Vejam como é preciso ter cuidado com as informações que recebemos da mídia, especialmente nestes tempos de pandemia.

A CNN vem fazendo uma cobertura jornalística da crise sanitária infinitamente mais honesta do que a do grupo Globo, o qual, basicamente, desistiu do jornalismo e passou a fazer uma campanha histérica pelo isolamento horizontal e de ataque – ou simplesmente censura – contra quem ousar ter opinião diferente.

Mesmo assim, reparem o que ocorreu agora há pouco na CNN: o jovem casal de âncoras chamou o (ótimo) comentarista Leandro Narloch para explicar a razão pela qual, segundo os dois jovens jornalistas, a suposta “falta de testes poderia esconder taxa de letalidade MAIOR” (exatamente como está escrito com letras pretas na faixa branca, na imagem acima).

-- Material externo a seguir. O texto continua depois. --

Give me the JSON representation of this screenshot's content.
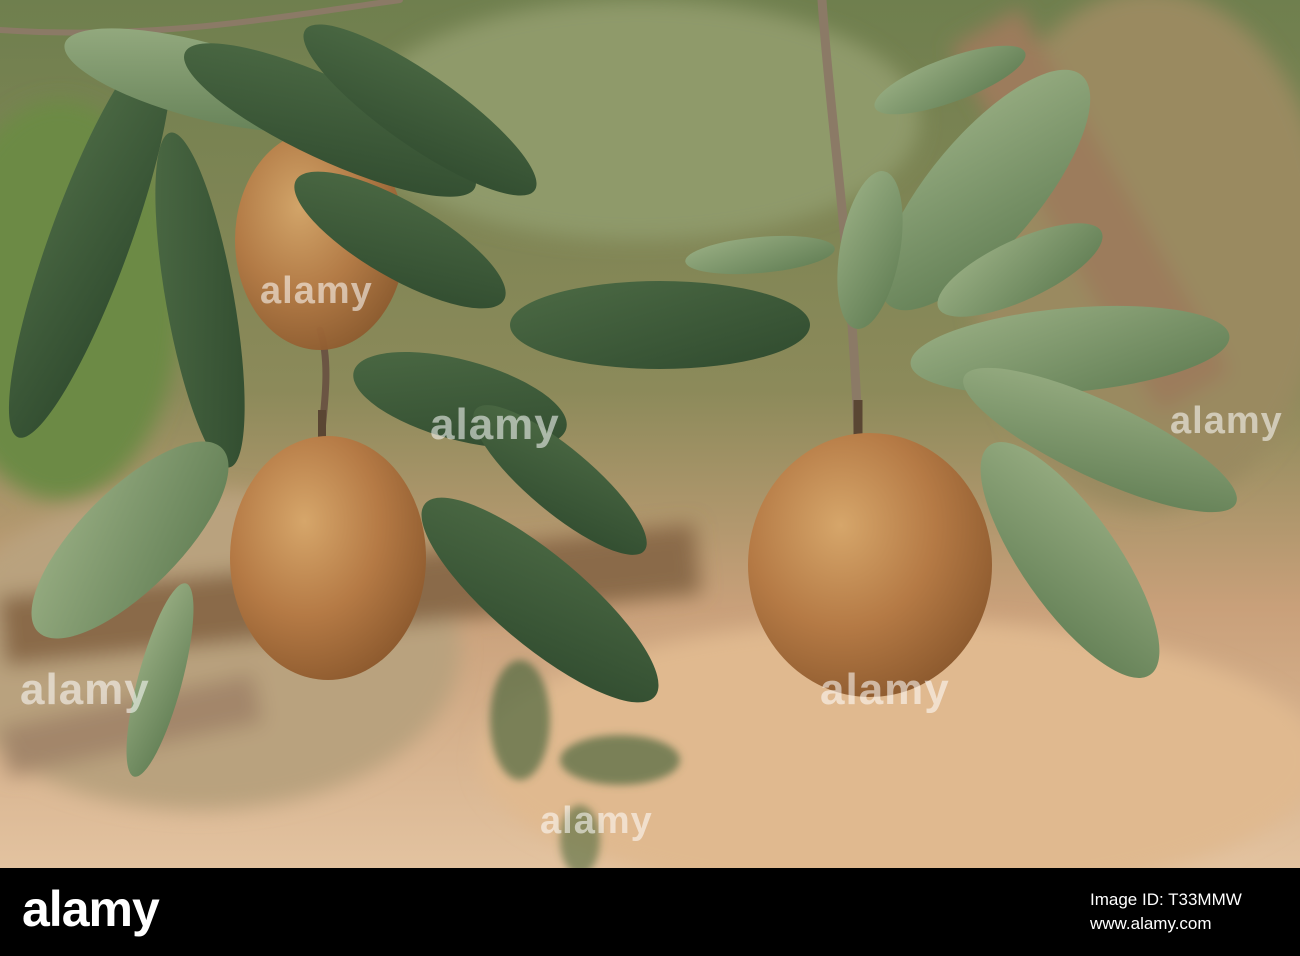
{
  "photo": {
    "subject": "sapodilla fruits hanging on tree branch",
    "palette": {
      "fruit_tan": "#b37a45",
      "fruit_highlight": "#d4a46a",
      "leaf_dark": "#3e5a3a",
      "leaf_light": "#7f9a6d",
      "background_warm": "#d7b08a",
      "background_foliage": "#7a8a58"
    }
  },
  "watermark": {
    "text": "alamy"
  },
  "footer": {
    "logo": "alamy",
    "image_id": "Image ID: T33MMW",
    "url": "www.alamy.com"
  }
}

Entra então o Narloch e, corretamente, mostra exatamente o contrário:

a falta de testes faz com que se trabalhe com um número oficial de doentes (não de mortes, vejam bem) muito MENOR que a realidade.

Como a taxa de letalidade é obtida dividindo-se o número de DOENTES pelo número de MORTES, sendo o número real de doentes MAIOR do que o oficial, o índice de letalidade real é muito menor que o oficial.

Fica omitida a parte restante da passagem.